- The Washington Times - Friday, January 17, 2020

The Ninth Circuit Court of Appeals threw out Friday the “children’s climate lawsuit,” ruling that the effort to force the federal government to take action on climate policy falls under the purview of the legislative and executive branches, not the judiciary.

The 2-1 decision in Juliana v. United States found that the 21 youth plaintiffs lacked standing to sue, agreeing with a lower court that they had “concrete and particularized injuries” stemming from federal climate policy, but that “claimed injuries were not redressable by an Article III court.”

“There is much to recommend the adoption of a comprehensive scheme to decrease fossil fuel emissions and combat climate change, both as a policy matter in general and a matter of national survival in particular,” said the 64-page ruling. “But it is beyond the power of an Article III court to order, design, supervise, or implement the plaintiffs’ requested remedial plan.”

In addition, “As the opinions of their experts make plain, any effective plan would necessarily require a host of complex policy decisions entrusted, for better or worse, to the wisdom and discretion of the executive and legislative branches,” said the opinion by judges Mary H. Murguia and Andrew D. Hurwitz.

In her dissent, Judge Josephine L. Staton argued that “the mere fact that this suit cannot alone halt climate change does not mean that it presents no claim suitable for judicial resolution,” and took a shot at the Justice Department, which fought the lawsuit.

“Seeking to quash this suit, the government bluntly insists that it has the absolute and unreviewable power to destroy the Nation,” Judge Staton said.

The lawsuit, filed in 2015 with the legal assistance of Our Children’s Trust in Eugene, Oregon, had survived longer than expected, defeating efforts by the Obama and Trump administrations to dismiss the case prior to the June 4 hearing before the Ninth Circuit.

Our Children’s Trust argued that the government “has violated the youngest generation’s constitutional rights to life, liberty, and property, as well as failed to protect essential public trust resources,” while the Justice Department countered that the plaintiffs claim “a previously unimagined constitutional right.”

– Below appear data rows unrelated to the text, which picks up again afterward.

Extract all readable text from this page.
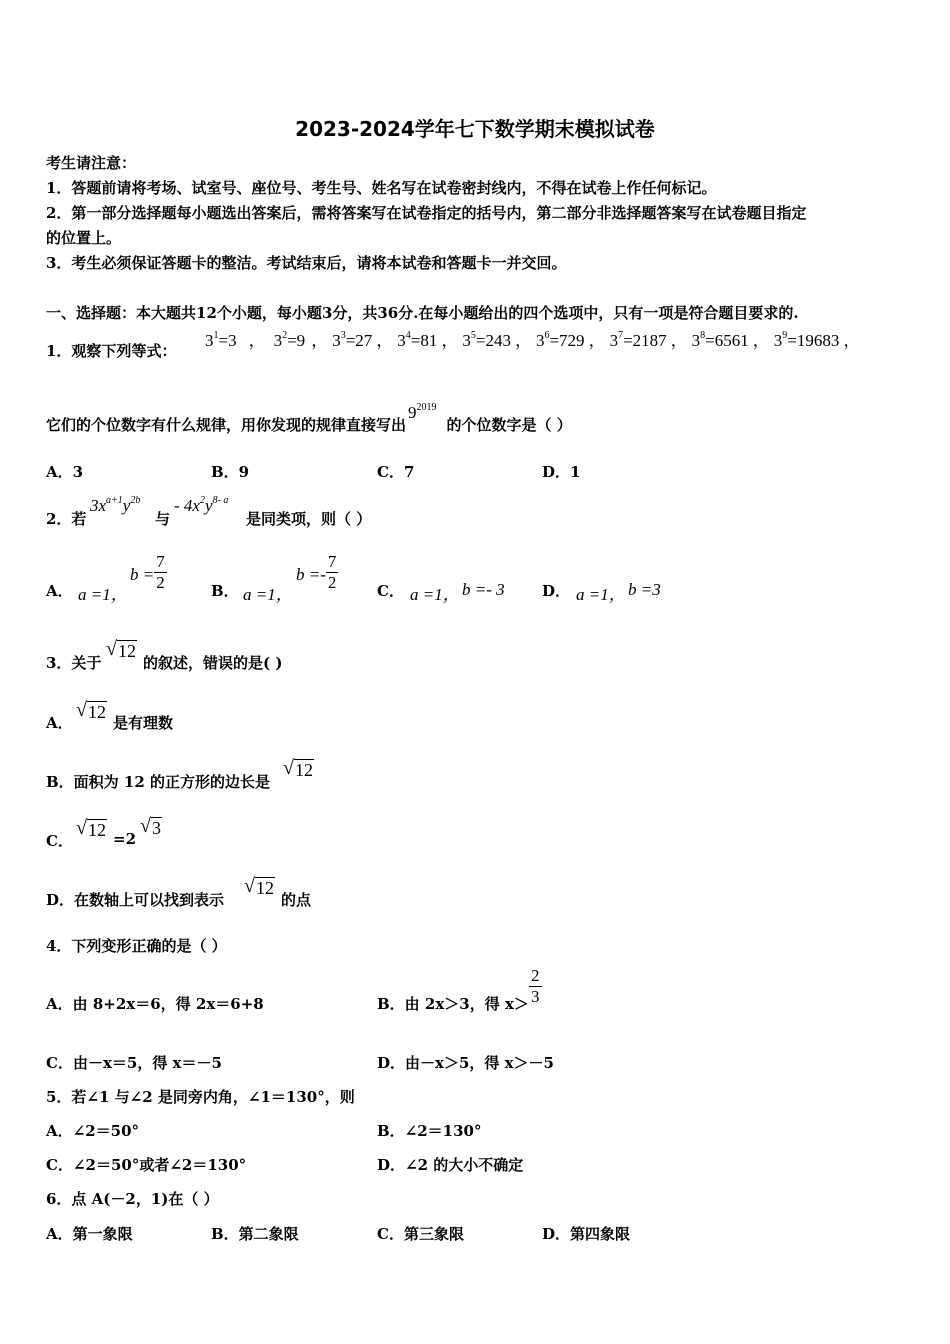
2023-2024学年七下数学期末模拟试卷
考生请注意：
1．答题前请将考场、试室号、座位号、考生号、姓名写在试卷密封线内，不得在试卷上作任何标记。
2．第一部分选择题每小题选出答案后，需将答案写在试卷指定的括号内，第二部分非选择题答案写在试卷题目指定
的位置上。
3．考生必须保证答题卡的整洁。考试结束后，请将本试卷和答题卡一并交回。
一、选择题：本大题共12个小题，每小题3分，共36分.在每小题给出的四个选项中，只有一项是符合题目要求的.
1．观察下列等式：
$3^1=3$ ， $3^2=9$ ， $3^3=27$ ， $3^4=81$ ， $3^5=243$ ， $3^6=729$ ， $3^7=2187$ ， $3^8=6561$ ， $3^9=19683$ ，
它们的个位数字有什么规律，用你发现的规律直接写出$9^{2019}$的个位数字是（ ）
A．3	B．9	C．7	D．1
2．若
$3x^{a+1}y^{2b}$
与
- $4x^2y^{8- a}$
是同类项，则（ ）
A． a =1，
$b = \frac{7}{2}$	B． a =1，
$b =- \frac{7}{2}$	C． a =1， b =- 3 D． a =1， b =3
3．关于
√ 12
的叙述，错误的是( )
A．
√ 12
是有理数
B．面积为 12 的正方形的边长是
√ 12
C．
√ 12 =2
√ 3
D．在数轴上可以找到表示
√ 12
的点
4．下列变形正确的是（ ）
A．由 8+2x＝6，得 2x＝6+8	B．由 2x＞3，得 $x> \frac{2}{3}$
C．由－x＝5，得 x＝－5	D．由－x＞5，得 x＞－5
5．若∠1 与∠2 是同旁内角，∠1＝130°，则
A．∠2＝50°	B．∠2＝130°
C．∠2＝50°或者∠2＝130°	D．∠2 的大小不确定
6．点 A(－2，1)在（ ）
A．第一象限	B．第二象限	C．第三象限	D．第四象限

The ruling comes as the second major legal defeats in as many months for climate activists. Last month, a judge ruled against New York Attorney General Letitia James in the high-profile “Exxon knew” case, rejecting arguments that ExxonMobil misled investors and consumers on climate change.

Julia Olson, chief legal counsel for Our Children’s Trust, said the plaintiffs would ask for the full court to review the decision, describing the case as “far from over.”

“This decision gives full unfettered authority to the legislative and executive branches of government to destroy our country, because we are dealing with a crisis that puts the very existence of our nation in peril,” said Kelsey Juliana, the 23-year-old named plaintiff, in a statement.

Competitive Enterprise Institute general counsel Sam Kazman applauded the result, saying that the lawsuit “would push the court far beyond its constitutional powers,” but that it was unfortunate that the court “summarized the scientific evidence on climate change in such apocalyptic terms.”

“The Department of Justice should have made clear that its failure to contest this evidence did not mean that the evidence was incontestable,” said Mr. Kazman. “Hopefully, future litigation on this issue will involve a more measured assessment of climate reality.”